The daily feed intake of sows was not affected by dietary treatment, but lactating sows had a greater (P < 0.05) daily feed intake than gestating sows (Table 1). Lactating sows had also a greater (P < 0.01) ATTD of DM, OM, GE, NDF, and digestible energy than gestating sows, regardless the source of diet used. In addition, the ATTD of DM, OM, GE, and NDF was greater (P < 0.01) for the basal diet than for diets containing FFRB or DFRB regardless of physiological stage of sows, but the concentration of digestible energy was greater (P < 0.01) in diets containing FFRB than in diet containing DFRB or basal diet. Full fat rice bran had a greater (P < 0.01) ATTD of GE, DM, and NDF and digestible energy than sows fed DFRB. Lactating sows had also greater (P < 0.01) ATTD of P than gestating sows, regardless the source of diet used. However, the ATTD of P was increased (P < 0.05) in basal diet, than if rice bran was included to the diets. In addition, this increasing was greater (P < 0.05) if basal diet was fed by lactating sows, but this was not the case for gestating sows (interaction, P < 0.05).


Key points

  • Lactating sows have greater digestibility of GE, DM, NDF, and P than gestating sows.
  • The hypothesis that ATTD of GE and nutrients is not different between gestating and lactating sows was rejected.
  • Full fat rice bran has greater concentration of digestible energy compared with DFRB, regardless of physiological stage of sows.
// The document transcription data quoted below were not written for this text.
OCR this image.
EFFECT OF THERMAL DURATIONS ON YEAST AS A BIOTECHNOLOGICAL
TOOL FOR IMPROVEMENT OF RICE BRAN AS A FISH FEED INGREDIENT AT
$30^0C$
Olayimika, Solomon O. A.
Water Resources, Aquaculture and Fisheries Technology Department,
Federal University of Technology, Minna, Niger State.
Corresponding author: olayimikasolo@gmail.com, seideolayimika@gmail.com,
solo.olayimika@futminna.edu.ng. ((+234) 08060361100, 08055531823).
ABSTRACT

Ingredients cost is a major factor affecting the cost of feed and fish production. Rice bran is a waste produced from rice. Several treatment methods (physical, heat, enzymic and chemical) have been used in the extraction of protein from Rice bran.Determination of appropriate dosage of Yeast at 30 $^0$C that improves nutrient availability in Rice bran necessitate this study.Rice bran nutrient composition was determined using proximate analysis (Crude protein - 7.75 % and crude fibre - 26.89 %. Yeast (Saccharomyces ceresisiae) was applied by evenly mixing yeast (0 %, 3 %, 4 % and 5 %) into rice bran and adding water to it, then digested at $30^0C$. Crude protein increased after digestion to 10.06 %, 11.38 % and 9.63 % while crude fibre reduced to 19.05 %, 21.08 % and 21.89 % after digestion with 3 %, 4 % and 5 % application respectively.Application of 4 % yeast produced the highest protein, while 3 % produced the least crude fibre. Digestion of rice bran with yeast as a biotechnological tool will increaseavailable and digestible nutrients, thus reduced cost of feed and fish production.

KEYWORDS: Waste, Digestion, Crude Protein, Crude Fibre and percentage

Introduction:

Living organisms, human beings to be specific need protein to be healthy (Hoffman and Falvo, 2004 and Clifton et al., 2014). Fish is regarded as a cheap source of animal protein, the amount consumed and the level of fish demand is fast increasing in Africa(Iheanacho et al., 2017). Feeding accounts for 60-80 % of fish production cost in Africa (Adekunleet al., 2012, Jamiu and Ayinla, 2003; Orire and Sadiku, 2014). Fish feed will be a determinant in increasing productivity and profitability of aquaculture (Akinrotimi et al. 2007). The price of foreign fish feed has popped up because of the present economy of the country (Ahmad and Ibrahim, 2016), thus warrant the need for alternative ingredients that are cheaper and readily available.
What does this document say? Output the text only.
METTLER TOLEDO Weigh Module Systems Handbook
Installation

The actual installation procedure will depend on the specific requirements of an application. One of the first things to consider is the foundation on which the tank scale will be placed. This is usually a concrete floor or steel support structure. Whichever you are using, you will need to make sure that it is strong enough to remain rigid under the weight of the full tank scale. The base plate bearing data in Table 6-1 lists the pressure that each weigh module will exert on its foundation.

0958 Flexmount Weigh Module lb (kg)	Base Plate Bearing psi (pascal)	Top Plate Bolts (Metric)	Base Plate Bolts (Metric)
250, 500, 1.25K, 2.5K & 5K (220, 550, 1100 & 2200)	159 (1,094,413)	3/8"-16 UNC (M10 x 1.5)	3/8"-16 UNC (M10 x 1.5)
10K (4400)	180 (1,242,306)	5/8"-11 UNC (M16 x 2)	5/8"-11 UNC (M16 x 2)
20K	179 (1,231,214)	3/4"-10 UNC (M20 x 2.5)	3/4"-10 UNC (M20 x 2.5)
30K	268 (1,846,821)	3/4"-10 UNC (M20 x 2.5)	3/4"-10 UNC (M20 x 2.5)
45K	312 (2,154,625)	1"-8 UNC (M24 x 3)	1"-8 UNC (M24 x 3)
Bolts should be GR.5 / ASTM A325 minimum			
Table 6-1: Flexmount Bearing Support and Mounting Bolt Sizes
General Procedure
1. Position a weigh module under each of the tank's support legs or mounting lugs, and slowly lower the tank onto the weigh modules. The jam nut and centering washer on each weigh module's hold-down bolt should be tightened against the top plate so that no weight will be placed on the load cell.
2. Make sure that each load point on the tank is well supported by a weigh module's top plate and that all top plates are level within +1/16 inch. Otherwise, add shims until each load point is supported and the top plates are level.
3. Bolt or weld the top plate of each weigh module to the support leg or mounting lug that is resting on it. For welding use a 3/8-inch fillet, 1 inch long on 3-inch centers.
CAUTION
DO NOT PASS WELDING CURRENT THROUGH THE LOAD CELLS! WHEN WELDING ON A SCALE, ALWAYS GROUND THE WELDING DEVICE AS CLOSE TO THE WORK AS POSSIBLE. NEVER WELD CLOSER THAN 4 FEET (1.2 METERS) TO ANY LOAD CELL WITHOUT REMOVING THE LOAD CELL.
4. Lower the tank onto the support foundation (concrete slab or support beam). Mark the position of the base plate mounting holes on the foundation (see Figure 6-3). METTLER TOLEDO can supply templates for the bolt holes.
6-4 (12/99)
Table 1. Effects of reproductive stage of sows on apparent total tract digestibility (ATTD) of gross energy (GE), dry matter (DM), neutral detergent fiber (NDF), and P, and concentration of digestible energy (DE) in a corn-soybean meal basal diet and in diets containing full fat rice bran (FFRB) and defatted rice bran (DFRB)1

  • a - eValues within a row lacking a common superscript letter are different (P < 0.05).
  • 1Data are means of 8 observations per treatment.